HAYAT-MEMAT: “Yaşam denen bu kazan, bu fırın, bu ızgara, bu milyarlarca uyarı, kışkırtma, tembih, coşkunluk, bu bitmek bilmeyen baskı ortamı, bu sonsuz üretme, ezme, yutma, engelleri aşma, durmadan ve yeniden başlama makinesi, senin değersiz varoluşunun her gününü, her saatini yönetmek isteyen bu yumuşak dehşet.” Georges Perec/Uyuyan Adam

ŞADİ-İ ŞİRAZİ’DEN: Her zaman sana teveccüh ve iltifat gösteren bir kimse, ömründe bir kere sitem ederse onu affetmesini bilmelisin! Halktan bir zarar görüyorsan incinme. Çünkü insan, dostluğunu ve düşmanlığını Tanrıdan bil, çünkü her ikisinin de kalbi onun tasarrufu elindedir.

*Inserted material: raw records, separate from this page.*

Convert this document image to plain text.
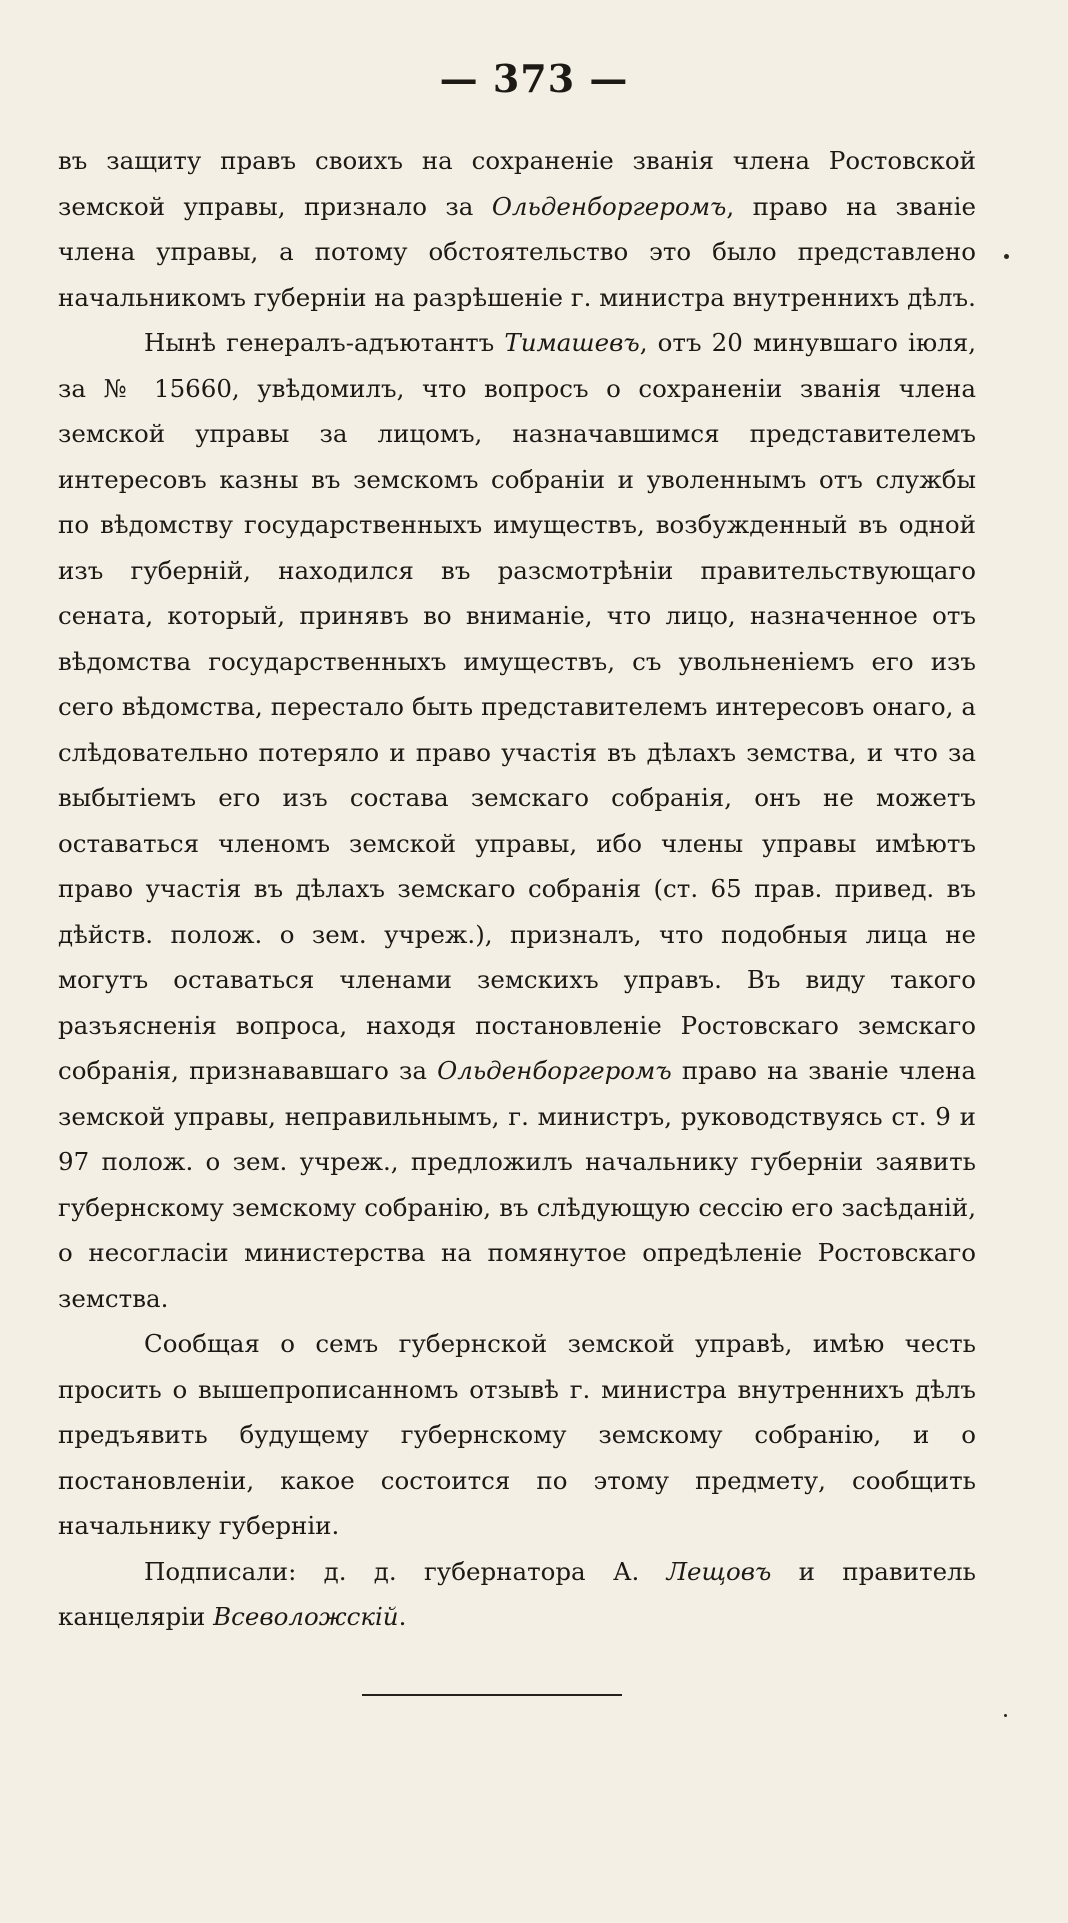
— 373 —

въ защиту правъ своихъ на сохраненіе званія члена Ростовской земской управы, признало за Ольденборгеромъ, право на званіе члена управы, а потому обстоятельство это было представлено начальникомъ губерніи на разрѣшеніе г. министра внутреннихъ дѣлъ.

Нынѣ генералъ-адъютантъ Тимашевъ, отъ 20 минувшаго іюля, за № 15660, увѣдомилъ, что вопросъ о сохраненіи званія члена земской управы за лицомъ, назначавшимся представителемъ интересовъ казны въ земскомъ собраніи и уволеннымъ отъ службы по вѣдомству государственныхъ имуществъ, возбужденный въ одной изъ губерній, находился въ разсмотрѣніи правительствующаго сената, который, принявъ во вниманіе, что лицо, назначенное отъ вѣдомства государственныхъ имуществъ, съ увольненіемъ его изъ сего вѣдомства, перестало быть представителемъ интересовъ онаго, а слѣдовательно потеряло и право участія въ дѣлахъ земства, и что за выбытіемъ его изъ состава земскаго собранія, онъ не можетъ оставаться членомъ земской управы, ибо члены управы имѣютъ право участія въ дѣлахъ земскаго собранія (ст. 65 прав. привед. въ дѣйств. полож. о зем. учреж.), призналъ, что подобныя лица не могутъ оставаться членами земскихъ управъ. Въ виду такого разъясненія вопроса, находя постановленіе Ростовскаго земскаго собранія, признававшаго за Ольденборгеромъ право на званіе члена земской управы, неправильнымъ, г. министръ, руководствуясь ст. 9 и 97 полож. о зем. учреж., предложилъ начальнику губерніи заявить губернскому земскому собранію, въ слѣдующую сессію его засѣданій, о несогласіи министерства на помянутое опредѣленіе Ростовскаго земства.

Сообщая о семъ губернской земской управѣ, имѣю честь просить о вышепрописанномъ отзывѣ г. министра внутреннихъ дѣлъ предъявить будущему губернскому земскому собранію, и о постановленіи, какое состоится по этому предмету, сообщить начальнику губерніи.

Подписали: д. д. губернатора А. Лещовъ и правитель канцеляріи Всеволожскій.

Her ne kadar atılan ok yaydan geçerse de oku yaydan bilmez, yayı tutan kimseden bilir.

TEBESSÜM: Bektaşi babalarından biri, bir kalabalığa katılarak bir düğün evine gitmiş. Sofraya davet için: “Baba iştahın var mı?” demişler. Baba efendi şu cevabı vermiş: “Benim gibi bir fakirin ondan başka nesi olur?”